Minor point: in the Introduction, the authors make some statements about ACC that are somewhat misleading, especially about the role of Myb activating the FGFR and VEGFR pathways, which has not been proven.
Author Response
Thank you to Reviewer 2 for their time taken to both assess this work and offer guidance on improvements. We believe their contributions have improved the quality of our manuscript, which we have now updated accordingly. Our specific responses to Reviewer 2's comments are detailed below.
Reviewer 2:
1. Given their inability to make a conclusion, it would be prudent to re-evaluate the statistical analysis (i.e. power analysis) to see if this study really had sufficient statistical power.
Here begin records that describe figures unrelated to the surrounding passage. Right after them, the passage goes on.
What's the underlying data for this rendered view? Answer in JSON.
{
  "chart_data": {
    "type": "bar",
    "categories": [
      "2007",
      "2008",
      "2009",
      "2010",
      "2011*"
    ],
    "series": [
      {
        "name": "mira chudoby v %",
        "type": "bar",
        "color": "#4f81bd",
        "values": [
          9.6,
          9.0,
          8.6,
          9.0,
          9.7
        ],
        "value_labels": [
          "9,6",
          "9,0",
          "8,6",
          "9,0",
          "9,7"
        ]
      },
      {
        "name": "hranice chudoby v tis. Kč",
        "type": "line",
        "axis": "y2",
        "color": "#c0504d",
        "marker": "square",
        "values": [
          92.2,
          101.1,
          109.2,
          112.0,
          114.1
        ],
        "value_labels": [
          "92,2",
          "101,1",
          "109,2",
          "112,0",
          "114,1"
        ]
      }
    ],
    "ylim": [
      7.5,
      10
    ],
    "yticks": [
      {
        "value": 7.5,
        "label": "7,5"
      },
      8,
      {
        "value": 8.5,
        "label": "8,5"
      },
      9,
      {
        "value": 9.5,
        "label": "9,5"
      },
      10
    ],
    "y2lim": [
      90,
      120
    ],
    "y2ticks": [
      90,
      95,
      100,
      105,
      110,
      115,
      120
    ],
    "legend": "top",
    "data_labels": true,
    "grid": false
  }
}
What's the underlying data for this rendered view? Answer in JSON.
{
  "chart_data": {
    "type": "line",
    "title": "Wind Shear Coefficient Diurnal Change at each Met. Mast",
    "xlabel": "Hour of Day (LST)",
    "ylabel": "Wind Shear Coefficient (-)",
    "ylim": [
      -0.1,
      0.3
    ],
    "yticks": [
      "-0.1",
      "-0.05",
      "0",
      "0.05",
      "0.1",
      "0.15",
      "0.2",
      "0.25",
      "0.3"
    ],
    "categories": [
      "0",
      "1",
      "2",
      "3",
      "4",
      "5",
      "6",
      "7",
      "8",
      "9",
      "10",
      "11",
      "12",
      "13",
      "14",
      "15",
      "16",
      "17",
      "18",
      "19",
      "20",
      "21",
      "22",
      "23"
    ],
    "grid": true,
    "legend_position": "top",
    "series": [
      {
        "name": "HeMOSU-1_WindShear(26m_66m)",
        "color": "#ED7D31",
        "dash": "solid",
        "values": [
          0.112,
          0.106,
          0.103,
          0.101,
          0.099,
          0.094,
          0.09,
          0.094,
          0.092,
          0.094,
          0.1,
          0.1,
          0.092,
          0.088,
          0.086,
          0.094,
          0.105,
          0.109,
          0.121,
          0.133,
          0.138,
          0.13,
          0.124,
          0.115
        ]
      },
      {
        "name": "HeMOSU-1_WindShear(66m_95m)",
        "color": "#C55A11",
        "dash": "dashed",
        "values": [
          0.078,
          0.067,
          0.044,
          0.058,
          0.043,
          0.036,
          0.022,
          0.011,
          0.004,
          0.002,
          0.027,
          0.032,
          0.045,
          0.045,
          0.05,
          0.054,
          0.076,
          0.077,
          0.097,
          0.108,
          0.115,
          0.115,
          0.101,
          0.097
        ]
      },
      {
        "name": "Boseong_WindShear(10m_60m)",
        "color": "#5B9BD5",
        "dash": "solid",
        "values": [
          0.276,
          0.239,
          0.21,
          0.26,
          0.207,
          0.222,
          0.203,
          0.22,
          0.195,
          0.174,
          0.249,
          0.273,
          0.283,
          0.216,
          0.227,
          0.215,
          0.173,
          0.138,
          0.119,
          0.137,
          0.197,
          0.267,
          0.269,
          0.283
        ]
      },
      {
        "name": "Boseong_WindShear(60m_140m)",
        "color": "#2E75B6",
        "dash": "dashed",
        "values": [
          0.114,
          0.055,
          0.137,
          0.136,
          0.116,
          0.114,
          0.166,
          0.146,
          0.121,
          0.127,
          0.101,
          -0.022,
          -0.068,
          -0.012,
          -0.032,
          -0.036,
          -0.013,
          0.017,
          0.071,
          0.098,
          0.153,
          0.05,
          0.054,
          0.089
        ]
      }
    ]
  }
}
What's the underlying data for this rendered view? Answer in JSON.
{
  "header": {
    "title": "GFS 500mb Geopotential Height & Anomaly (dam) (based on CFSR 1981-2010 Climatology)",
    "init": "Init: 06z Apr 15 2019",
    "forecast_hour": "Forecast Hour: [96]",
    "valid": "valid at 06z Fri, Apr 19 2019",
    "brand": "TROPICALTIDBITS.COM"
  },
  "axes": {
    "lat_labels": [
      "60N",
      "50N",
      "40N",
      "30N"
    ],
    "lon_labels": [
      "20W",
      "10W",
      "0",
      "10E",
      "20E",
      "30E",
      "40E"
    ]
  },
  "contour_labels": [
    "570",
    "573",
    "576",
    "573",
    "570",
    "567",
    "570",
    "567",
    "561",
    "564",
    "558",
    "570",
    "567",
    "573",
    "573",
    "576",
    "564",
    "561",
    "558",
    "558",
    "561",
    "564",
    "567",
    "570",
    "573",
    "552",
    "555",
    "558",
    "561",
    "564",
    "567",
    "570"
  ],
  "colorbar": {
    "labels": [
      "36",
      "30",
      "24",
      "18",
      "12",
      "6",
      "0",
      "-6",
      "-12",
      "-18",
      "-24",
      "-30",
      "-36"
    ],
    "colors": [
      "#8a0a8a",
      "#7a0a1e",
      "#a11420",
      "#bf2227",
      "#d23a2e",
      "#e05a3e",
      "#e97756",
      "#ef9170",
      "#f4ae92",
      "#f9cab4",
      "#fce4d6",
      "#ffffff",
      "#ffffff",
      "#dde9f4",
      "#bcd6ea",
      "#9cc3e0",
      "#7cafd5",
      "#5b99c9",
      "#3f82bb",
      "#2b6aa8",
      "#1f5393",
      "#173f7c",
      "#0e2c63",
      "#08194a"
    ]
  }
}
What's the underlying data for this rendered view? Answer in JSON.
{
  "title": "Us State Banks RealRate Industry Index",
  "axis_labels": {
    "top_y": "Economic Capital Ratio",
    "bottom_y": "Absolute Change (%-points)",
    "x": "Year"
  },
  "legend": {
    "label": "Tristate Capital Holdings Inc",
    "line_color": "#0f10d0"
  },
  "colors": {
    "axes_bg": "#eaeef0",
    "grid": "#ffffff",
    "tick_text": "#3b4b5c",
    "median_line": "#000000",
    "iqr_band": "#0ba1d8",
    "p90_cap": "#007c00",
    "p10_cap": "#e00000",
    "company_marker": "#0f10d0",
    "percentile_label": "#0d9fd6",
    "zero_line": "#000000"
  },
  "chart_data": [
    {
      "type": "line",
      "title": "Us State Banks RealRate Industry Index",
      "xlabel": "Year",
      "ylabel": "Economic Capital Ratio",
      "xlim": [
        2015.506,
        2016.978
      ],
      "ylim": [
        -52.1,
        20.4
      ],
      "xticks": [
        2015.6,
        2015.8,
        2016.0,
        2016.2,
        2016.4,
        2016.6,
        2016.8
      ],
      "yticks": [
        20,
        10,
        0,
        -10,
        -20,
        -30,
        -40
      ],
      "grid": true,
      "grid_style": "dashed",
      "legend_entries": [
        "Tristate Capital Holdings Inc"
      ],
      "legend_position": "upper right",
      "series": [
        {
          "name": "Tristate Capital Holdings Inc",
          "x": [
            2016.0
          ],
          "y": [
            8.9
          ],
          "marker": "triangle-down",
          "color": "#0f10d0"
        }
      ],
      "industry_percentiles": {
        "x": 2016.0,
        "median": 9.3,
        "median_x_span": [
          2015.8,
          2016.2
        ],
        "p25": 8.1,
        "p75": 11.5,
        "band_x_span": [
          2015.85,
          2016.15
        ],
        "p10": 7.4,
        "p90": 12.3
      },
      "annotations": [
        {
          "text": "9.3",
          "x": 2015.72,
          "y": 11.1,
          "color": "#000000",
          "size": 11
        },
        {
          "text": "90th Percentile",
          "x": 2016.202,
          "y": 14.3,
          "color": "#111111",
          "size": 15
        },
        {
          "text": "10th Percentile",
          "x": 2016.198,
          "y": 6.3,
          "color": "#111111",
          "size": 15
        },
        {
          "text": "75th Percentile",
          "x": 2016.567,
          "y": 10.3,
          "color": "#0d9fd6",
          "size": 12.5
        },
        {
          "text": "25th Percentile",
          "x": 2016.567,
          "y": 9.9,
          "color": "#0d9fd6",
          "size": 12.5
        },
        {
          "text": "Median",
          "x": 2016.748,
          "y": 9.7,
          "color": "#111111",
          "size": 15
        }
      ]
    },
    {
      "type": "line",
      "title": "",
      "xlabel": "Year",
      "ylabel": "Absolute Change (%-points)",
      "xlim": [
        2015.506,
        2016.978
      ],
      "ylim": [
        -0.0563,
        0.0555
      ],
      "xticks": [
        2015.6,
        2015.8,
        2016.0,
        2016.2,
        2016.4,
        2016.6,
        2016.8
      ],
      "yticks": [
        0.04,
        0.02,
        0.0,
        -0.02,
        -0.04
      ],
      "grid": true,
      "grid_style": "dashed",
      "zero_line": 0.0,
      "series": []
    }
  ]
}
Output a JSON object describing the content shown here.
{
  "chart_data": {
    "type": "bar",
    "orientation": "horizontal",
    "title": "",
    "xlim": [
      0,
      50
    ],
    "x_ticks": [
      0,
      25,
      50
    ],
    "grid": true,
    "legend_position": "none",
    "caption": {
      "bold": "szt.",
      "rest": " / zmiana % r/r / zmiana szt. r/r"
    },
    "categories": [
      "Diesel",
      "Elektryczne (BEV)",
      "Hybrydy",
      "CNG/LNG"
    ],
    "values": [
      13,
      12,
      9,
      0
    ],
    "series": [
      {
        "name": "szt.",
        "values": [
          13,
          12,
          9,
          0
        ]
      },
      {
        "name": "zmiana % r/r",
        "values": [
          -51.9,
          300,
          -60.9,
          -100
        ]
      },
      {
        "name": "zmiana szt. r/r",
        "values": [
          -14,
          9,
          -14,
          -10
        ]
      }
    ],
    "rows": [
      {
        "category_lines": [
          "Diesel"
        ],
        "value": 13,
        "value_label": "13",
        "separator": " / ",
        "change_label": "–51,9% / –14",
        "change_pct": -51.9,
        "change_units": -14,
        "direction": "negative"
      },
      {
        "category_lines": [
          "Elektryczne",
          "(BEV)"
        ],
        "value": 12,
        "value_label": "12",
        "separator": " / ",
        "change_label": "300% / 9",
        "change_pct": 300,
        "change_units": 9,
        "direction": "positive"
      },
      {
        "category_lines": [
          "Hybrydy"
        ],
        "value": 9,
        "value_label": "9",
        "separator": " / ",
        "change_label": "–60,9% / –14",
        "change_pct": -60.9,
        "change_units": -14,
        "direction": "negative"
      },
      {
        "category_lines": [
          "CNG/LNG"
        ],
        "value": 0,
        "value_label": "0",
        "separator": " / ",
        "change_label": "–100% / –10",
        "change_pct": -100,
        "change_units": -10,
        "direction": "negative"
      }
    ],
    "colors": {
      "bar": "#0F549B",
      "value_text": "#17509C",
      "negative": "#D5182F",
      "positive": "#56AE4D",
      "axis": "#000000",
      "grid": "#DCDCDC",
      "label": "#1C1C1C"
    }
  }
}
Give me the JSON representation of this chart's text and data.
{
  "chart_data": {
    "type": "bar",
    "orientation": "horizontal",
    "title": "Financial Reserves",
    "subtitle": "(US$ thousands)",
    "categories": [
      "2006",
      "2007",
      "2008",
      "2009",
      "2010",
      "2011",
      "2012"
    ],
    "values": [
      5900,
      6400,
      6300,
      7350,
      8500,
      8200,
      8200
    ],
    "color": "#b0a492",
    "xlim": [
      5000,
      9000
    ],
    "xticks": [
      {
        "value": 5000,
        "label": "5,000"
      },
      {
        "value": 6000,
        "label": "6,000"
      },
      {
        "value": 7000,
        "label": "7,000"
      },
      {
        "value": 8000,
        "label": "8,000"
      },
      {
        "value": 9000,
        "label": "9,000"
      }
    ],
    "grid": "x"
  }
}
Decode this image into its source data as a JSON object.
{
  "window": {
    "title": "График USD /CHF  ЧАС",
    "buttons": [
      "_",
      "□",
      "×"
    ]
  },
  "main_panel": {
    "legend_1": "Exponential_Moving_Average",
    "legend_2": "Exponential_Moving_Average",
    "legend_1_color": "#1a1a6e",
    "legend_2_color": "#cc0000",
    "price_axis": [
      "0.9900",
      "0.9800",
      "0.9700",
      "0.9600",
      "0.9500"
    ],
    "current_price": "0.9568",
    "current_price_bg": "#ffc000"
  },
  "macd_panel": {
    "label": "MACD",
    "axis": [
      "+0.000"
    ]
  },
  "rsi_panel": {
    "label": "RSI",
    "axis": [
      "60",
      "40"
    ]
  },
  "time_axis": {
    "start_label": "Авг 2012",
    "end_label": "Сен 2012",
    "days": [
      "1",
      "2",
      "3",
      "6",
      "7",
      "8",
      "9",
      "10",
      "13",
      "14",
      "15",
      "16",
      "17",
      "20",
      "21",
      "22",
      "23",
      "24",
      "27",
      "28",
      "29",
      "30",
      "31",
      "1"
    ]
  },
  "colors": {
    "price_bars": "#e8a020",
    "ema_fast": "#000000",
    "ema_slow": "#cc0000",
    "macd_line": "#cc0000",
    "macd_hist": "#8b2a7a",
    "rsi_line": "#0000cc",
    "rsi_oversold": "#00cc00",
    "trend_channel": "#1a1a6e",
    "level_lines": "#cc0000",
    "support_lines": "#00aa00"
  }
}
We are grateful to Reviewer 2 for this comment and have revisited the statistical plan. In a post-hoc power analysis calculation, 23 subjects were included in the study and the total number was restricted by the rare nature of ACC requiring national recruitment. The study would provide very limited power to detect a <15% difference in RECIST response rates between the study population and the published population in whom 15% response rates have been observed. Eighty patients in the study group would be required to detect a difference of 5% between the current group and published population with >80% power and 0.05 alpha. To reflect this limitation, we have added the following additional statement added. Please see line 423 to 427.
“The purpose of this study was to provide a descriptive analysis of the real-world experience of lenvatinib use in R/M ACC patients. The limited number of patients included in the study was dictated by the low prevalence of ACC in the general population and thus a power analysis to determine statistical significance of the results was not performed.”
2. Minor point: in the Introduction, the authors make some statements about ACC that are somewhat misleading, especially about the role of MYB activating the FGFR and VEGFR pathways, which has not been proven.
Thank you for this correction, we have revised the wording to reflect the uncertainty around the link between MYB and FGFR/VEGFR (Please see line 67 to 71.)
“Previous studies have suggested that MYB overexpression may lead to up-regulation of several growth and angiogenic factors contributing to the autocrine activation of the fibroblast growth factor receptor (FGFR) and vascular endothelial growth factor receptor (VEGFR)-mediated angiogenesis.6,7,8”
Many thanks again for your consideration.